Пейтон-Плейс | страница 15
«И все-таки в один прекрасный день я должна буду это сделать», — думала Констанс.
Она открыла дверь в дом и прошла в гостиную, где ее ждала Эллисон.
— Привет, дорогая, — сказала Констанс.
— Привет, мама.
Эллисон сидела в кресле, перекинув ноги через подлокотник, и читала книжку.
— А что ты теперь читаешь? — спросила Констанс, стоя перед зеркалом и аккуратно снимая шляпку.
— Просто детскую сказку, — оборонительно ответила Эллисон. — Я люблю время от времени их перечитывать. Это «Спящая красавица».
— Прекрасно, дорогая, — неопределенно среагировала Констанс. Ей сложно было понять двенадцатилетнюю девочку, уткнувшую нос в книгу. Другие в ее возрасте проводили бы все свое время в магазине, проверяя коробки с новыми товарами и восхищаясь чудесными платьями и бельем, которые прибывали туда почти каждый день.
— Кажется, пора придумать что-нибудь поесть, — сказала Констанс.
— Полчаса назад я положила в духовку пару картошек, — сказала Эллисон, откладывая книгу в сторону.

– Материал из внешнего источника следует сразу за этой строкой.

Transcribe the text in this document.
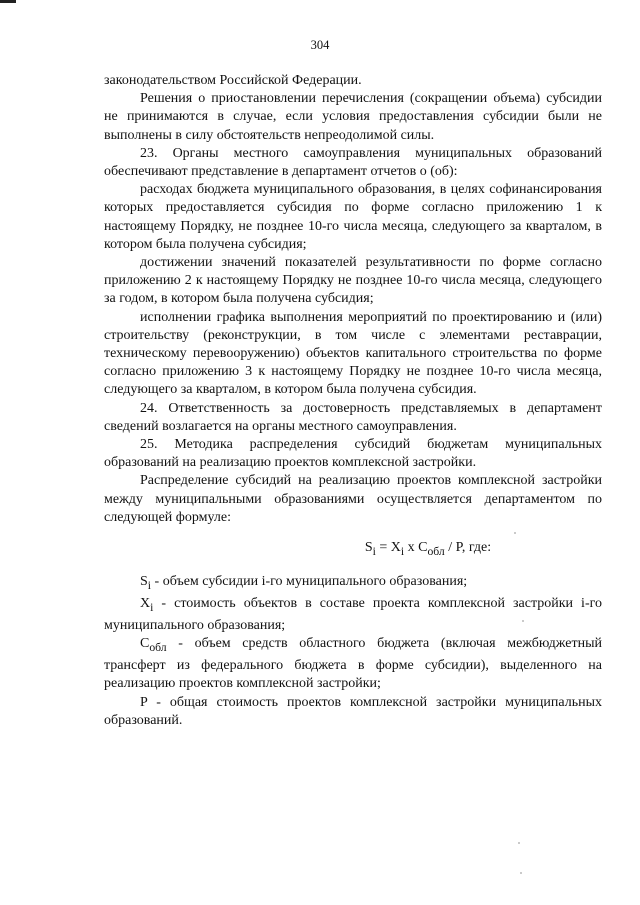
304

законодательством Российской Федерации.

Решения о приостановлении перечисления (сокращении объема) субсидии не принимаются в случае, если условия предоставления субсидии были не выполнены в силу обстоятельств непреодолимой силы.

23. Органы местного самоуправления муниципальных образований обеспечивают представление в департамент отчетов о (об):

расходах бюджета муниципального образования, в целях софинансирования которых предоставляется субсидия по форме согласно приложению 1 к настоящему Порядку, не позднее 10-го числа месяца, следующего за кварталом, в котором была получена субсидия;

достижении значений показателей результативности по форме согласно приложению 2 к настоящему Порядку не позднее 10-го числа месяца, следующего за годом, в котором была получена субсидия;

исполнении графика выполнения мероприятий по проектированию и (или) строительству (реконструкции, в том числе с элементами реставрации, техническому перевооружению) объектов капитального строительства по форме согласно приложению 3 к настоящему Порядку не позднее 10-го числа месяца, следующего за кварталом, в котором была получена субсидия.

24. Ответственность за достоверность представляемых в департамент сведений возлагается на органы местного самоуправления.

25. Методика распределения субсидий бюджетам муниципальных образований на реализацию проектов комплексной застройки.

Распределение субсидий на реализацию проектов комплексной застройки между муниципальными образованиями осуществляется департаментом по следующей формуле:

$S_i = X_i$ x $C_{обл}$ / P, где:

$S_i$ - объем субсидии i-го муниципального образования;

$X_i$ - стоимость объектов в составе проекта комплексной застройки i-го муниципального образования;

$C_{обл}$ - объем средств областного бюджета (включая межбюджетный трансферт из федерального бюджета в форме субсидии), выделенного на реализацию проектов комплексной застройки;

P - общая стоимость проектов комплексной застройки муниципальных образований.
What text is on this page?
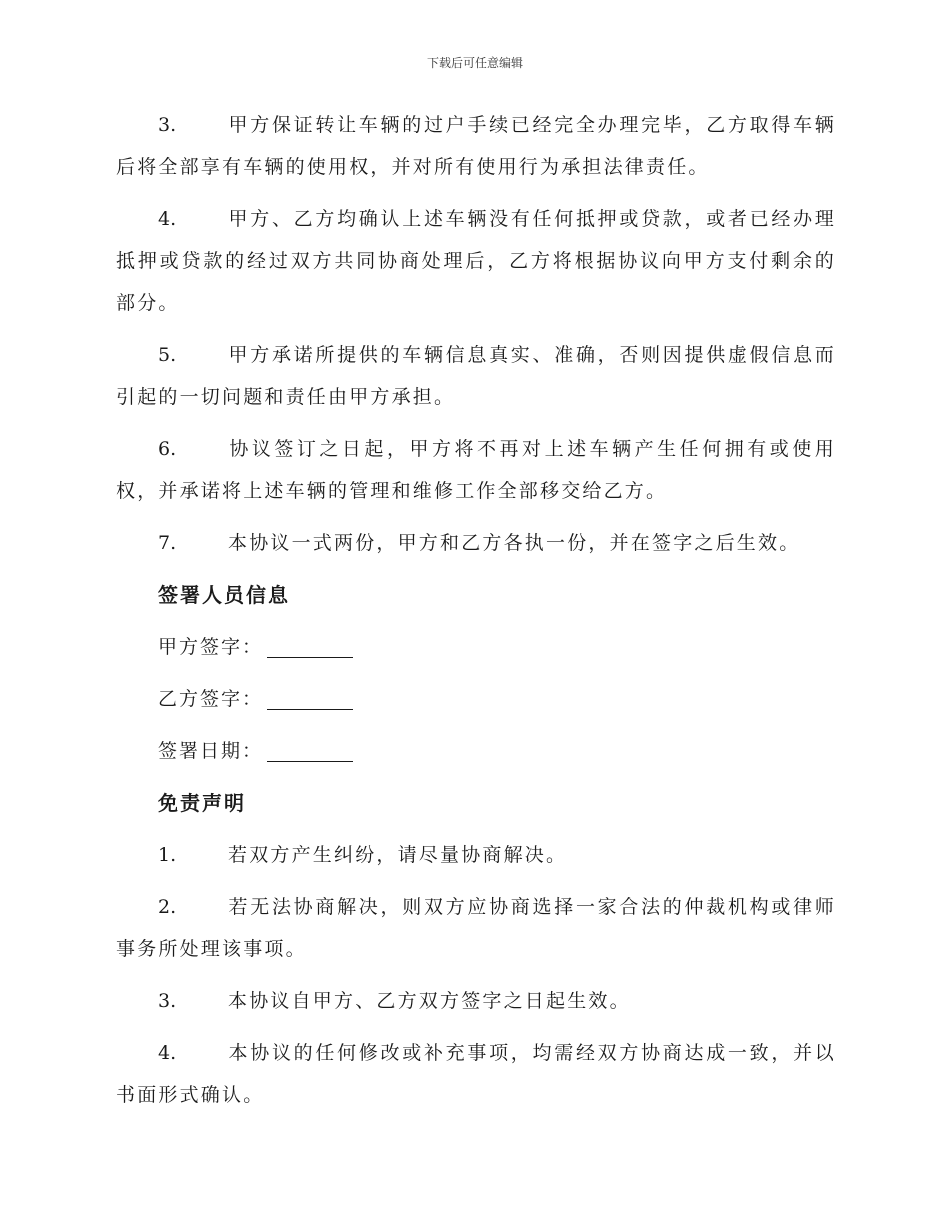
下载后可任意编辑

3.	甲方保证转让车辆的过户手续已经完全办理完毕，乙方取得车辆后将全部享有车辆的使用权，并对所有使用行为承担法律责任。

4.	甲方、乙方均确认上述车辆没有任何抵押或贷款，或者已经办理抵押或贷款的经过双方共同协商处理后，乙方将根据协议向甲方支付剩余的部分。

5.	甲方承诺所提供的车辆信息真实、准确，否则因提供虚假信息而引起的一切问题和责任由甲方承担。

6.	协议签订之日起，甲方将不再对上述车辆产生任何拥有或使用权，并承诺将上述车辆的管理和维修工作全部移交给乙方。

7.	本协议一式两份，甲方和乙方各执一份，并在签字之后生效。

签署人员信息
甲方签字：
乙方签字：
签署日期：
免责声明

1.	若双方产生纠纷，请尽量协商解决。

2.	若无法协商解决，则双方应协商选择一家合法的仲裁机构或律师事务所处理该事项。

3.	本协议自甲方、乙方双方签字之日起生效。

4.	本协议的任何修改或补充事项，均需经双方协商达成一致，并以书面形式确认。
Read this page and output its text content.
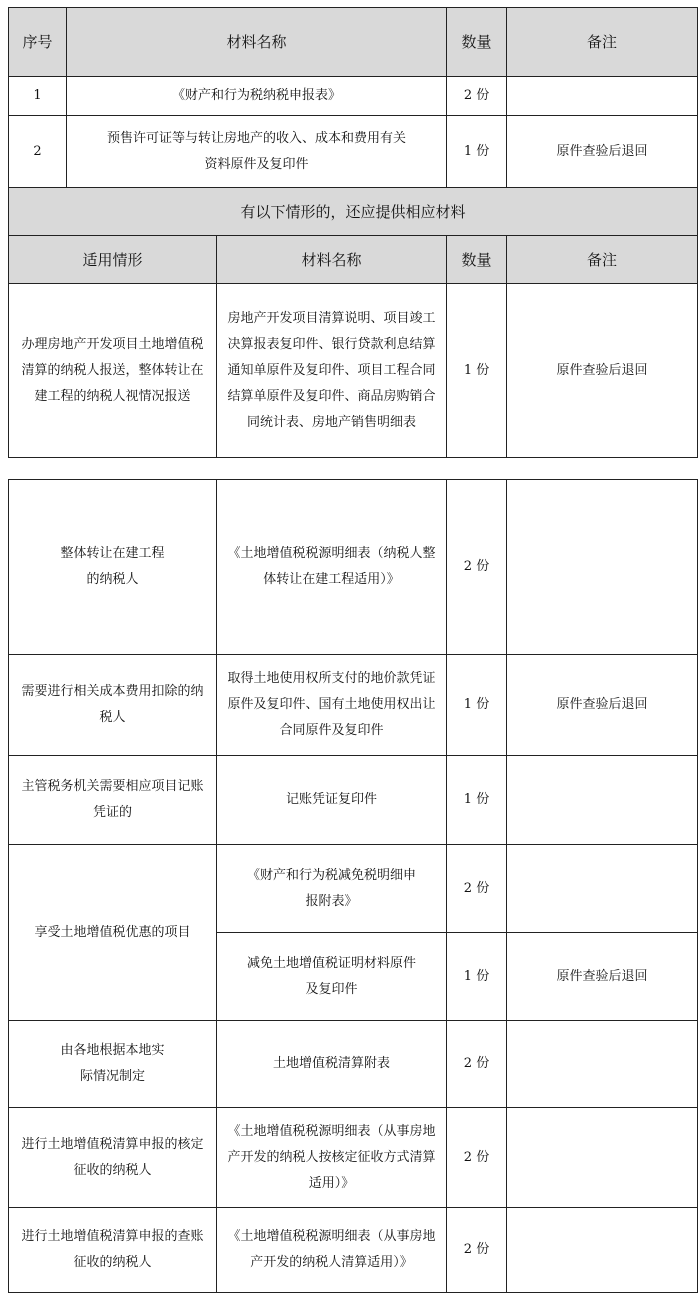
序号	材料名称		数量	备注
1	《财产和行为税纳税申报表》		2 份	
2	预售许可证等与转让房地产的收入、成本和费用有关资料原件及复印件		1 份	原件查验后退回
有以下情形的，还应提供相应材料				
适用情形		材料名称	数量	备注
办理房地产开发项目土地增值税清算的纳税人报送，整体转让在建工程的纳税人视情况报送		房地产开发项目清算说明、项目竣工决算报表复印件、银行贷款利息结算通知单原件及复印件、项目工程合同结算单原件及复印件、商品房购销合同统计表、房地产销售明细表	1 份	原件查验后退回
整体转让在建工程的纳税人	《土地增值税税源明细表（纳税人整体转让在建工程适用）》	2 份	
需要进行相关成本费用扣除的纳税人	取得土地使用权所支付的地价款凭证原件及复印件、国有土地使用权出让合同原件及复印件	1 份	原件查验后退回
主管税务机关需要相应项目记账凭证的	记账凭证复印件	1 份	
享受土地增值税优惠的项目	《财产和行为税减免税明细申报附表》	2 份	
	减免土地增值税证明材料原件及复印件	1 份	原件查验后退回
由各地根据本地实际情况制定	土地增值税清算附表	2 份	
进行土地增值税清算申报的核定征收的纳税人	《土地增值税税源明细表（从事房地产开发的纳税人按核定征收方式清算适用）》	2 份	
进行土地增值税清算申报的查账征收的纳税人	《土地增值税税源明细表（从事房地产开发的纳税人清算适用）》	2 份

Вместе они прошли на кухню и приготовили то, что Констанс называла «обедом». Как понимала Эллисон, ее мама была единственной женщиной в Пейтон-Плейс, которая называла это именно так. Вне дома Эллисон была очень осмотрительна в определении «ужина». При посторонних она всегда говорила «пойти в церковь» и никогда — «на службу», или, если речь шла о платье, — «хорошенькое» и никогда — «элегантное». Такие мелочи, как разница в терминологии, всегда стесняли Эллисон и доводили до того, что по ночам, ерзая в кровати, она сгорала от стыда и начинала ненавидеть свою мать за то, что та сама не как все и ее делает такой же.
— Мама, ну, пожалуйста, — в слезах говорила Эллисон, когда Констанс своей манерой выражаться доводила ее до точки кипения.
А Констанс, похоронившая в Нью-Йорке диалект родных мест, отвечала:
— Но, дорогая, это действительно элегантное маленькое платье!
Или:
— Но, Эллисон, главная дневная трапеза всегда называлась обедом!
В девять часов вечера Эллисон надела пижаму и положила свои книжки на камин в гостиной. Она посмотрела на фотографию отца и на минуту замерла, изучая улыбающееся ей лицо. Волосы у него надо лбом росли, что называется, мысиком, и это придавало ему несколько дьявольский вид. Глаза у Эллисона Маккензи были большие, темные и глубокие.
— Он был красив, правда? — тихо спросила Эллисон.
— Кто, дорогая? — отозвалась Констанс, оторвавшись от своей бухгалтерской книги.
— Мой папа, — сказала Эллисон.
— О, — сказала Констанс, — конечно, дорогая, конечно.